Middlebury, Vt.

Life in the middle of Vermont.

Tuesday, October 02, 2007

Savoring Sweet September

A doe in the meadow this misty morning, her twin fawns nudging insistently at her underside to draw milk. Then two more does, and another set of twins.

Already the leaves are thinning in the trees along our eastern windbreak, opening up views of the Green Mountains. Every day though, the mountains are less green, as islands of maples turn to orange amid the stands of pine.

In my ideal Vermont year, the calendar would have two Septembers -- both of them following along in the arc of this dry but grand summer.

I lost track of my mosquito repellent back in June. Now days of hazy heat are followed by fog and a sweet rain that sparkles asters and beet leaves alike. The nights -- ushered in by the clambering of geese and punctuated by baleful coyotes – have the coolness of the coming months.

Two Septembers? That's right. And no November at all.

We could shift Thanksgiving forward into October like those sensible Canadians do, and then forgo stick season altogether. From autumn leaves straight to silver bells.

The Red Sox would always be in first place headed for the Series, with the Yankees struggling to break .500. Americans would win tennis's U.S. Open, and all of our street paving would have long ago been completed for the year.

* * *

Last Saturday brought more than enough heat to make a swim essential. My niece Clara and her dad (my brother and only sibling) were visiting from Boston. By early evening of that day, we had experienced a good bit of what a September Saturday can offer.

Swimming holes were at the top of Clara's to-do list, but first spent some time in town. We began with the peace vigil on the Middlebury Green, on a day when the vigil marked TK straight years that people had gathered there on Saturday morning to call for peace after 9-11.

I'm usually in a weekly class at the Otter Creek Yoga studio during the vigil, so I was surprised and heartened by the overwhelmingly positive reception that passersby now give the call for an end to the Iraq War.

From there we cooled ourselves in the nicely renovated Vermont Book Shop, exploring the graphic novels that are among Clara's passions. The marquee event was the Farmers Market, which in this harvest season is an abundance of local meat and produce and smiling faces.

We had intended to buy just a chicken from Scott and Suzanne Young's Singing Cedars stand, but greed and hunger intervened. We ended up with salad greens, red potatoes, four kinds of apples, strawberry-rhubarb jam from Karen Leroy, a half-dozen ears of corn and a cantaloupe from farmer-legislator Will Stevens of Golden Russet, and a chat about the vigil with Rich Hennessy, who helps out his son at the excellent Maple Wind meat stand.

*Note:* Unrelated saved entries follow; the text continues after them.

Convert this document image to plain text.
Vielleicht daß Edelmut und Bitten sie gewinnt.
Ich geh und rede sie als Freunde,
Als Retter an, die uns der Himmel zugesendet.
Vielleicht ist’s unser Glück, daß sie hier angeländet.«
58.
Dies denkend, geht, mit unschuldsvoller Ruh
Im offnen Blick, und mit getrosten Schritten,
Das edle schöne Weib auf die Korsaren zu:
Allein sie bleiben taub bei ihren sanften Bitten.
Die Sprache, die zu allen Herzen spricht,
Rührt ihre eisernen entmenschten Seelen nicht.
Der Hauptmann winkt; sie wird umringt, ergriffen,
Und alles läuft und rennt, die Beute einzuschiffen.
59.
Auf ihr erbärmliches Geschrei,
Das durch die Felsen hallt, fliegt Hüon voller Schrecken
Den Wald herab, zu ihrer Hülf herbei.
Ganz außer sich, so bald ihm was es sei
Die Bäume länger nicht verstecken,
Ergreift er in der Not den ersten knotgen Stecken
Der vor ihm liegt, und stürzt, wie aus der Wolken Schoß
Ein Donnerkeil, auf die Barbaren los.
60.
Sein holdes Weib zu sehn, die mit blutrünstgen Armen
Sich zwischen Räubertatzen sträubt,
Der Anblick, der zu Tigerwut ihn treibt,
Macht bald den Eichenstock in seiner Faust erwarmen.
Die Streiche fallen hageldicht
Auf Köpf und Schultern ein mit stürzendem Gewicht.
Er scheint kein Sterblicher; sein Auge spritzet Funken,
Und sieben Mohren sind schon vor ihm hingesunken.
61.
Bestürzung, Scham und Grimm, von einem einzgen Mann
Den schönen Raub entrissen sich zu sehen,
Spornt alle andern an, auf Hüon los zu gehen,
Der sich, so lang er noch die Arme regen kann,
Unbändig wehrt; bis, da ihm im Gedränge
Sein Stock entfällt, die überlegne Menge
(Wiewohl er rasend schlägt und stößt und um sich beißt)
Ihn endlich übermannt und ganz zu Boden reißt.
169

But it kept getting hotter. Being in the company of an adventurous 17-year-old, I decided to try something I've wanted to do for 38 years, since I first saw the falls beneath the Battell Bridge. We left the pedestrian bridge on the west side and scurried up to the base of the falls, feet protected by my Chaco sandals and her peach-red Converse.

Up close, the drought-pinched falls were as tame as they appeared from the bridge. We inched our way along the rocks and -- hooting away -- drenched ourselves by standing under a pummeling finger of the falls.

It's said that the son of Gamaliel Painter, one of the town's founders, drowned in Otter Creek. So people must have once congregated at these falls and the waters below. It's not the safest thing to do, I will admit, and I've never seen anyone other than crazy kayakers get fully wet down there. Perhaps there's a local ordinance against it, but who cares?

At any rate, I now rank it as one of the coolest things I've even done in downtown Middlebury, and there have been a number of them over the past four decades.

Our watery wanderings were not done for the day. After visiting the Vermont Soap Factory Outlet and getting a co-op lunch, we headed up to the New Haven River above Bristol.

I've always known these as Bristol Falls, though their proper name of Bartlett Falls seems to be the common parlance. We dipped in about a quarter-mile above the big falls. There, the unusually low water has turned once-treacherous flumes into gently cascading pools, connected by slides that just scream to be slid. (Again here, adult supervision is recommended, but make sure the adult has plenty of young kid on the inside.)

I can report that the 30-foot drop into the big pool below the falls is as thrilling as ever, and so is the slippery journey up under the falls themselves. The massive rock roof makes a dark, noisy chamber, before you push out under the pounding water and into the brightly lit pool.

We had dinner at home that evening on the porch. It was a feast of Farmers Market finds, produce from our own garden, and a French wine from the late, lamented Eat Good Food.
We had indeed been eating the very best food all day long -- sustenance for heart and mind.

As we drank the last of the wine, a solitary doe came out of the woods into the meadow. She looked cautiously around, and began to graze.

* * *
Note: In an earlier post, I failed to give sufficient credit to the South Village developers for their environmental efforts. The new bank is expected to be Middlebury's first commercial building that is LEED certified (Leadership in Energy and Environmental Design). And the project's homes are designed to be especially energy efficient.